Ouvrage-la, Poète, avec un saint amour,
Puis fleuronne-la de dentelles,
Et qu’elle vibre et qu’elle chante, étant à jour,
Au souffle des voix immortelles !
Que le bleu des midis, que la pourpre des soirs,
Librement, passent dans ton âme,
Et qu’au milieu des ciselures d’ostensoirs
Brille l’inextinguible flamme.
Toi qui rêves, ouvre ton cœur à tous les vents,
Et qu’à travers l’âme sans voiles,
La complainte des morts et le chant des vivants
Montent, le soir, jusqu’aux étoiles.


Tel, je rêvais, et le Kreisker, troueur d’azur,
Aux clartés que la lune épanche.
Dressait toujours son geste symbolique et sûr,
Geste de Christ, dans la nuit blanche.

(Les Houles.)


À BRIZEUX


Ce fut par une très dolente aube d’automne
Que j’entrai dans ton cher pays, ô doux Brizeux ;
Tes vers me fleurissaient aux lèvres, et mes yeux
Contemplaient gravement la campagne bretonne.

Dans le gris d’un décor calme où rien ne détonne,
La pluie avait perlé ses pleurs silencieux
Au bout de chaque branche errante sous les cieux,
Et le vent me berçait de son chant monotone.

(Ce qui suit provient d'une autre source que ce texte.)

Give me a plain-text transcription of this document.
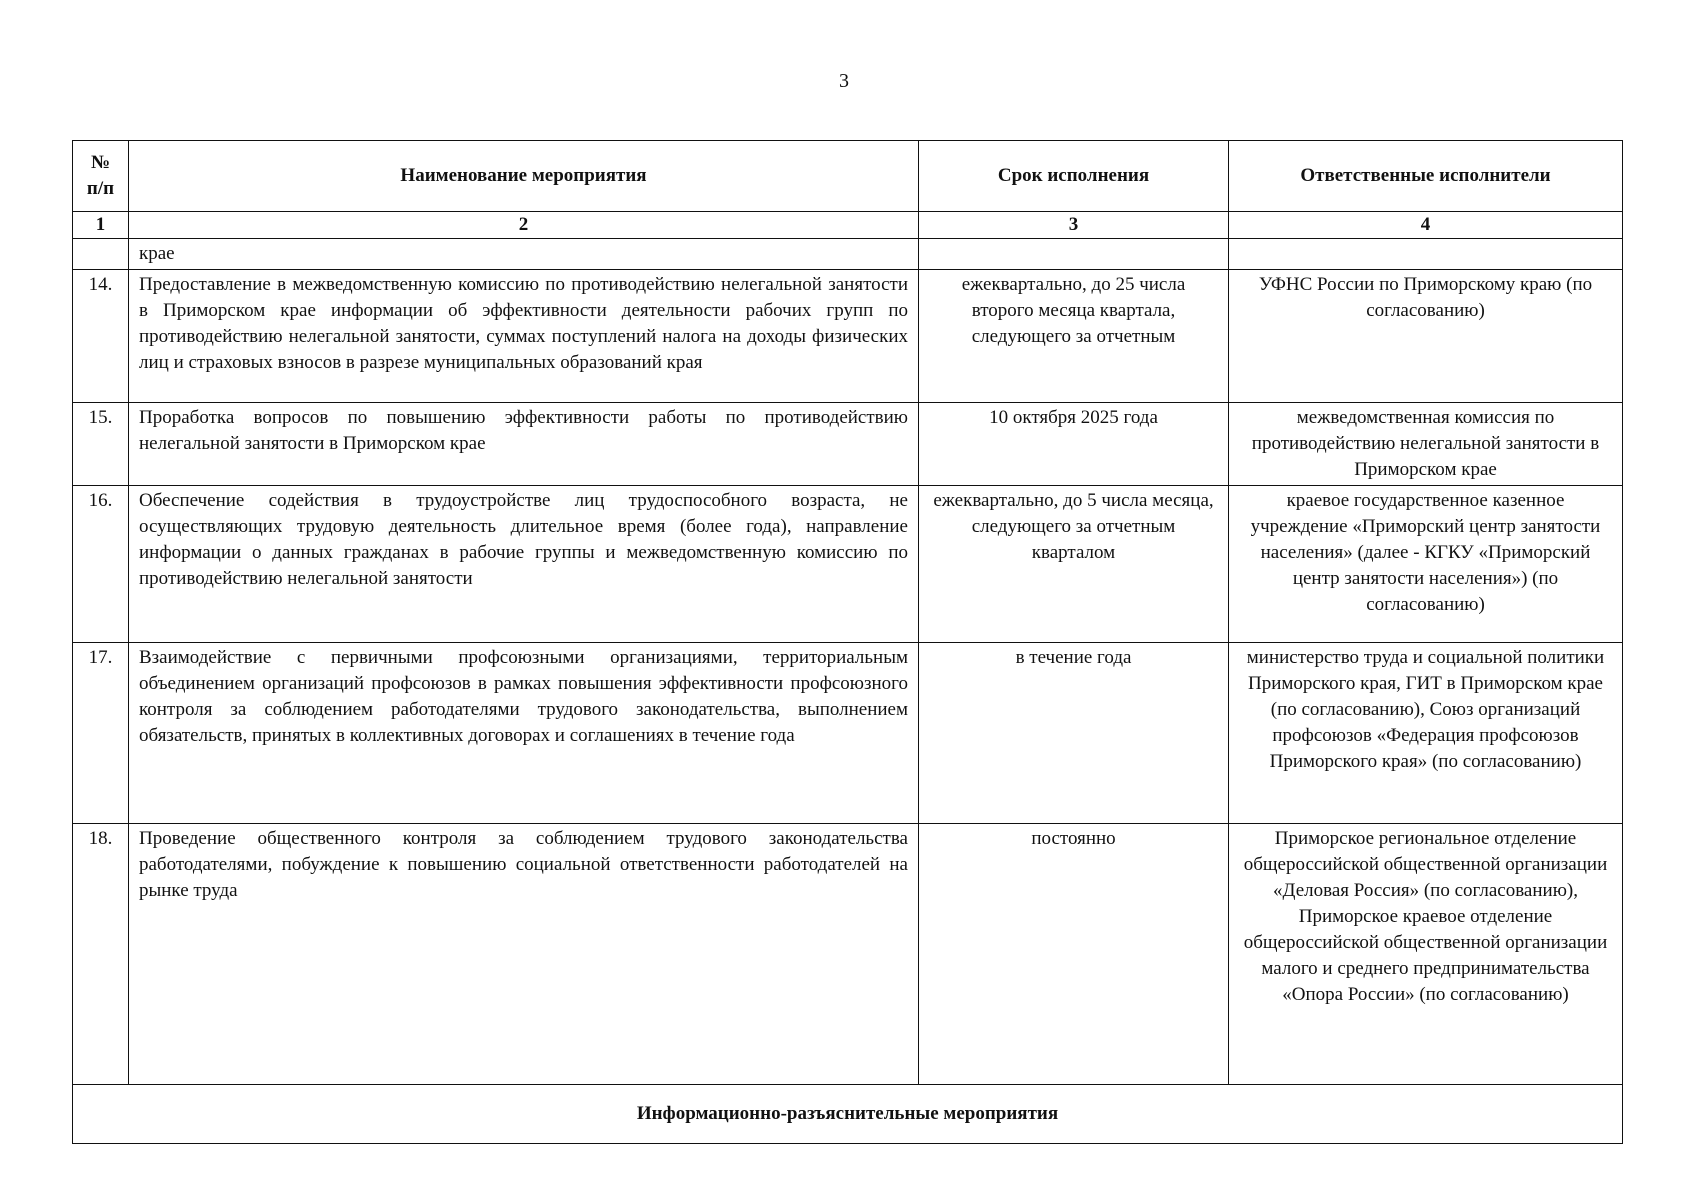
3
№ п/п	Наименование мероприятия	Срок исполнения	Ответственные исполнители
1	2	3	4
	крае		
14.	Предоставление в межведомственную комиссию по противодействию нелегальной занятости в Приморском крае информации об эффективности деятельности рабочих групп по противодействию нелегальной занятости, суммах поступлений налога на доходы физических лиц и страховых взносов в разрезе муниципальных образований края	ежеквартально, до 25 числа второго месяца квартала, следующего за отчетным	УФНС России по Приморскому краю (по согласованию)
15.	Проработка вопросов по повышению эффективности работы по противодействию нелегальной занятости в Приморском крае	10 октября 2025 года	межведомственная комиссия по противодействию нелегальной занятости в Приморском крае
16.	Обеспечение содействия в трудоустройстве лиц трудоспособного возраста, не осуществляющих трудовую деятельность длительное время (более года), направление информации о данных гражданах в рабочие группы и межведомственную комиссию по противодействию нелегальной занятости	ежеквартально, до 5 числа месяца, следующего за отчетным кварталом	краевое государственное казенное учреждение «Приморский центр занятости населения» (далее - КГКУ «Приморский центр занятости населения») (по согласованию)
17.	Взаимодействие с первичными профсоюзными организациями, территориальным объединением организаций профсоюзов в рамках повышения эффективности профсоюзного контроля за соблюдением работодателями трудового законодательства, выполнением обязательств, принятых в коллективных договорах и соглашениях в течение года	в течение года	министерство труда и социальной политики Приморского края, ГИТ в Приморском крае (по согласованию), Союз организаций профсоюзов «Федерация профсоюзов Приморского края» (по согласованию)
18.	Проведение общественного контроля за соблюдением трудового законодательства работодателями, побуждение к повышению социальной ответственности работодателей на рынке труда	постоянно	Приморское региональное отделение общероссийской общественной организации «Деловая Россия» (по согласованию), Приморское краевое отделение общероссийской общественной организации малого и среднего предпринимательства «Опора России» (по согласованию)
Информационно-разъяснительные мероприятия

Je vis ainsi le Scorff, l’Isole et la Laita,
Fleuves aux noms chantants au bord desquels chanta
Ton enfance, d’amour et de rêve inquiète ;

Et de ton âme un peu mon âme fut la sœur
À l’heure où, pour te mieux comprendre, j’eus, poète
Ton pays dans les yeux et tes vers dans le cœur !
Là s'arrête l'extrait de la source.